Koreanischer Garten

16.09.2025

Der Oberbürgermeister von Seoul hatte im September 2003 Berlin besucht und beide Bürgermeister sprachen sich für den Bau eines Koreanischen Gartens im Rahmen des Projekts "Gärten der Welt" aus. ,,,  

Koreanische Handwerker haben den Garten im Jahr 2005 in Marzahn-Hellersdorf gebaut und dabei überwiegend originale Bauelemente aus Korea für den Pavillon, die Mauern und die Kunstwerke benutzt. 

Die Stadtverwaltung von Seoul entwickelte das Projekt und Geschenk der Stadt Seoul an Berlin anlässlich der Asien-Pazifik-Wochen 2005. 

Der Seouler Garten wurde in der traditionellen koreanischen Gartenkultur als abwechslungsreiche naturnahe Landschaft mit vier von Mauern eingefassten Höfen (Ma-Dang), reichem Figurenschmuck und einem Pavillon am Wasser (Kye Zeong) gestaltet. 

Die Elemente des Gartens sind die reale Naturlandschaft Koreas mit Felslandschaft, Kiefern, Bambus, Eichen und Fächer-Ahorn. 

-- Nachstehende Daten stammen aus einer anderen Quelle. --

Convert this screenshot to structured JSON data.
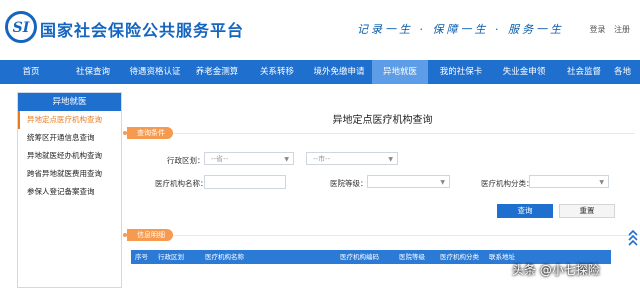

Die Höfe sind mit gestalteten Toren umgeben. 

Der auf Felsen gebaute Pavillon steht unmittelbar am Wasser und besitzt für Korea typische Wohnräume. 

Abstrakte Figuren (Zang Sung und Buk Su) an Wegen und vor den Mauern der Höfe gehen auf das schamanische Weltbild zurück. 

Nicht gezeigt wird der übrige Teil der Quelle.